This project contains a tool for migrating on-premises tables to BigQuery, written in Python. In particular, the current modules allow the migration of table DDLs from PostgreSQL and MySQL to BigQuery.
✔️ On-Prem Extraction - Extracts DDLs from an on-premises database using a configuration JSON file.
✔️ GCP SQL Translation - Interacts with Google Cloud APIs to translate SQL queries.
✔️ DDL Deployment on BigQuery - Deploys translated tables to BigQuery.
[✔️] Language: Python / SQL
[✔️] Databases: PostgreSQL / MySQL
# Clone repo
git clone https://github.com/LuigiSciarretta/table-migration-bigquery.git
# Switch folder
cd table-migration-bigquery
# Install dependencies in your virtual env
pip install -r requirements.txt
The project consists of multiple Python scripts, each handling a separate operation. There is no single centralized main script.

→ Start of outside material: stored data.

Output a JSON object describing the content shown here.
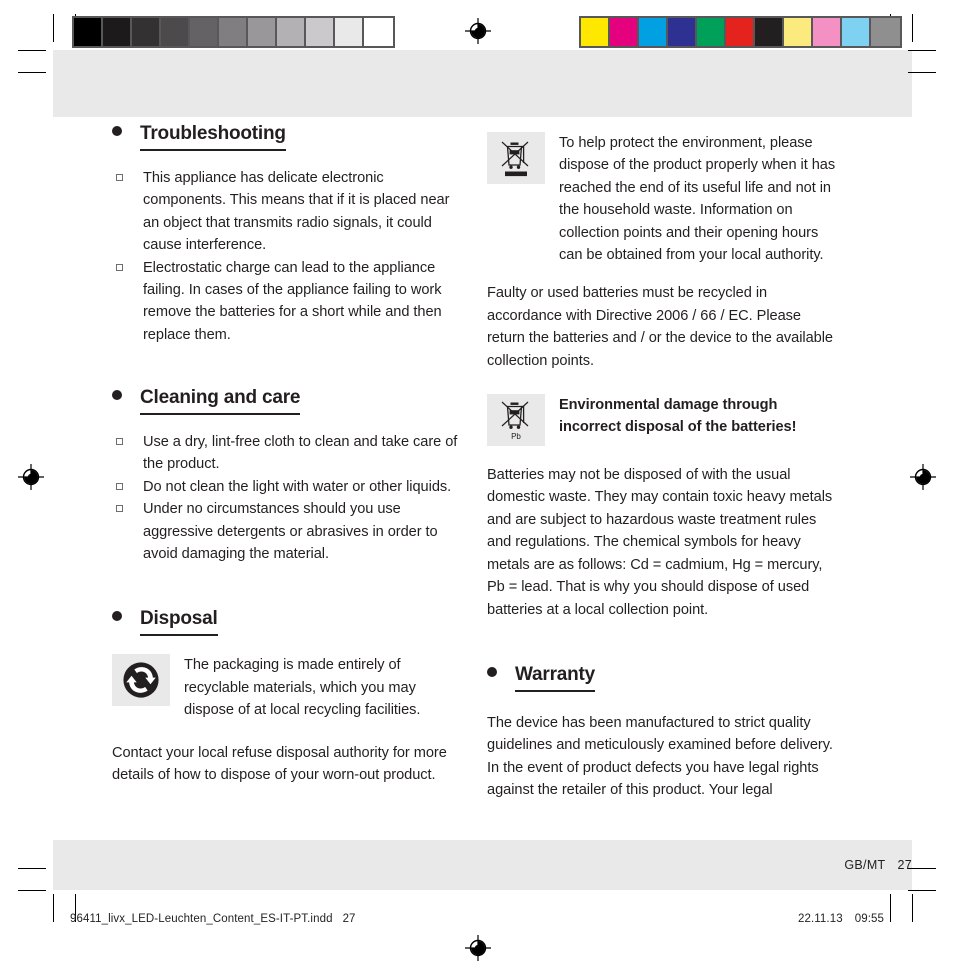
{
  "document": {
    "footer": {
      "locale": "GB/MT",
      "page_number": "27"
    },
    "print_slug": {
      "filename": "96411_livx_LED-Leuchten_Content_ES-IT-PT.indd",
      "page_number": "27",
      "date": "22.11.13",
      "time": "09:55"
    },
    "calibration": {
      "grayscale_label": "grayscale-calibration-strip",
      "grayscale_patches": [
        "#000000",
        "#1c1a1b",
        "#333132",
        "#4c4a4b",
        "#646264",
        "#807e80",
        "#999799",
        "#b3b1b3",
        "#cbc9cb",
        "#e9e9e9",
        "#ffffff"
      ],
      "color_label": "color-calibration-strip",
      "color_patches": [
        "#ffe800",
        "#e5007e",
        "#00a0e3",
        "#2e3192",
        "#00a05a",
        "#e4231f",
        "#231f20",
        "#fbeb7f",
        "#f490c4",
        "#7fd1f1",
        "#8f8f8f"
      ]
    }
  },
  "left_column": {
    "troubleshooting": {
      "heading": "Troubleshooting",
      "items": [
        "This appliance has delicate electronic components. This means that if it is placed near an object that transmits radio signals, it could cause interference.",
        "Electrostatic charge can lead to the appliance failing. In cases of the appliance failing to work remove the batteries for a short while and then replace them."
      ]
    },
    "cleaning": {
      "heading": "Cleaning and care",
      "items": [
        "Use a dry, lint-free cloth to clean and take care of the product.",
        "Do not clean the light with water or other liquids.",
        "Under no circumstances should you use aggressive detergents or abrasives in order to avoid damaging the material."
      ]
    },
    "disposal": {
      "heading": "Disposal",
      "recycling_icon": "green-dot-recycling-icon",
      "recycling_text": "The packaging is made entirely of recyclable materials, which you may dispose of at local recycling facilities.",
      "paragraph": "Contact your local refuse disposal authority for more details of how to dispose of your worn-out product."
    }
  },
  "right_column": {
    "weee": {
      "icon": "crossed-out-wheelie-bin-icon",
      "text": "To help protect the environment, please dispose of the product properly when it has reached the end of its useful life and not in the household waste. Information on collection points and their opening hours can be obtained from your local authority."
    },
    "batteries_directive": "Faulty or used batteries must be recycled in accordance with Directive 2006 / 66 / EC. Please return the batteries and / or the device to the available collection points.",
    "battery_warning": {
      "icon": "crossed-out-bin-pb-icon",
      "icon_label": "Pb",
      "text": "Environmental damage through incorrect disposal of the batteries!"
    },
    "heavy_metals": "Batteries may not be disposed of with the usual domestic waste. They may contain toxic heavy metals and are subject to hazardous waste treatment rules and regulations. The chemical symbols for heavy metals are as follows: Cd = cadmium, Hg = mercury, Pb = lead. That is why you should dispose of used batteries at a local collection point.",
    "warranty": {
      "heading": "Warranty",
      "paragraph": "The device has been manufactured to strict quality guidelines and meticulously examined before delivery. In the event of product defects you have legal rights against the retailer of this product. Your legal"
    }
  }
}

The .py files invoke modules located in the src directory, which handle DDL extraction from on-premises databases and interaction with Google Cloud Platform via its Python API.
The workflow follows this sequence of scripts:
- 1️⃣ onprem_extraction.py
- 2️⃣ upload_gcp.py
- 3️⃣ sql_translation_task.py
- 4️⃣ download.py
- 5️⃣ execute_ddl.py
The first script requires db_config.json as a parameter, which contains connection details for the on-premises databases. The subsequent scripts require bq_config.json, which contains authentication details and configuration settings for interacting with GCP.